A lot of fiction has the issues with “legacies”, the sense that it’s there because that’s what everyone else in the genre does, and you somehow have to have them. Nearly all points and lives systems in video games for anything other than arcade machines, especially early ones, are “legacies”.
Legacies are not necessarily bad, and from a commercial standpoint they make sense-you don’t want to diverge too much and have a work as alien as the 1996 Ford Taurus. But sometimes legacies feel a little off to me.
I think one of my least favorite legacies in military fiction is the “conference room scenes”. Not the ones where it’s an excuse to infodump-I may not like those, but I can understand them. I’m talking the near-invariably badly done political maneuvering and setup before the action takes place.
And I may be misinterpreting the target audience, but at least I don’t really get anything out of most of this “””intrigue””” (quotes deliberate). It sours the tone of the work to come, takes up too much time, interrupts the plotting, or all of the above. I’d rather prefer trying to develop the characters.
But I must add that this may be more a symptom than a cause. If the overall story is good, I tend to forgive conference room intrigue. If it isn’t, I zoom in on it.
But, thrillers pale in comparison to the genre that has decades of baggage-superhero comics[1]. You have to have a story where characters in 1930s strongman outfits jump around punching dudes. You have the legacy of the Golden Age, and, most importantly, you have the legacy of the Silver Age.
I like the Silver Age. It’s what my family’s comics collection contained. It has a lot of goofy stories that have inspired me. I don’t blame the silver-age writers for what they did. They were laboring under the Comics Code, at the time at its most restrictive. (For instance, the Adam West Batman could and did actually get away with more than what the comics did).
But the way comics steered away from the Silver Age, as the Code loosened, did not work. I don’t know how much of it is the legacy’s internal effects, how much of it was appealing to what had become an insular market thanks to comic book stores, how much of it was the never-changing soap opera world of comics, and how much of it was that you couldn’t take out one part without knocking everything over (metaphorically).
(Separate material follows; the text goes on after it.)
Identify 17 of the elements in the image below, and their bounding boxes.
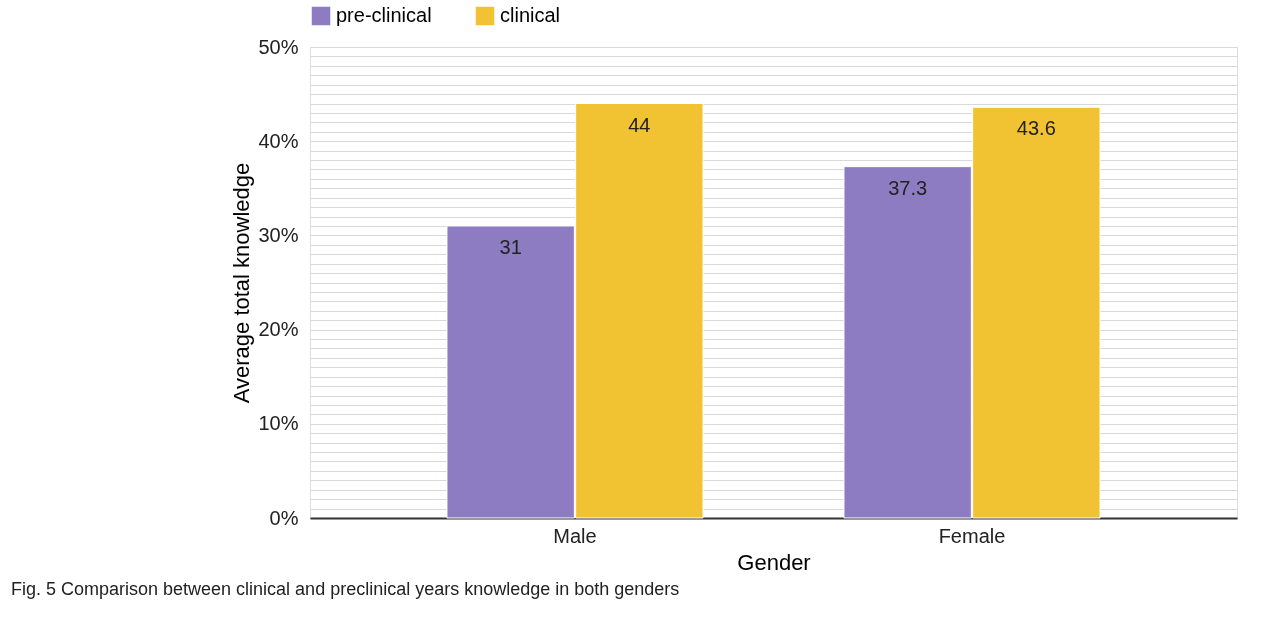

Maybe it was because the Silver Age comics were so light and fluffy that simply doing what other stories had done for thousands of years was viewed as profound in comics. But there’s just too much baggage, and the best symbol lies in one of my favorite characters, Arcade.
I like Arcade as an anachronistic Silver Age villain. But in any superhero story that wants to be slightly realistic or have a slight amount of sense, he cannot exist. And characters like him weigh down everything. You can’t make a serious statement when your villain group has a Silver Age name. It’s harder to show true drama when you’re in an outfit that was viewed as out of date in the 1960s.
But adaptations take a cutting torch to the legacies. Notice that Arcade has not appeared in any X-Men movies[2]. Notice how changed the costumes are. Notice how even with a ton of movies and cartoons, the least deserving (tend to) stay behind. So legacies can be overcome.
[1]I’m referring to mainline Big Two, stuff like Watchmen or even Worm which is more tightly plotted is different.
[2]Though I think he would fit in a Deadpool film, simply because that’s knowingly ridiculous.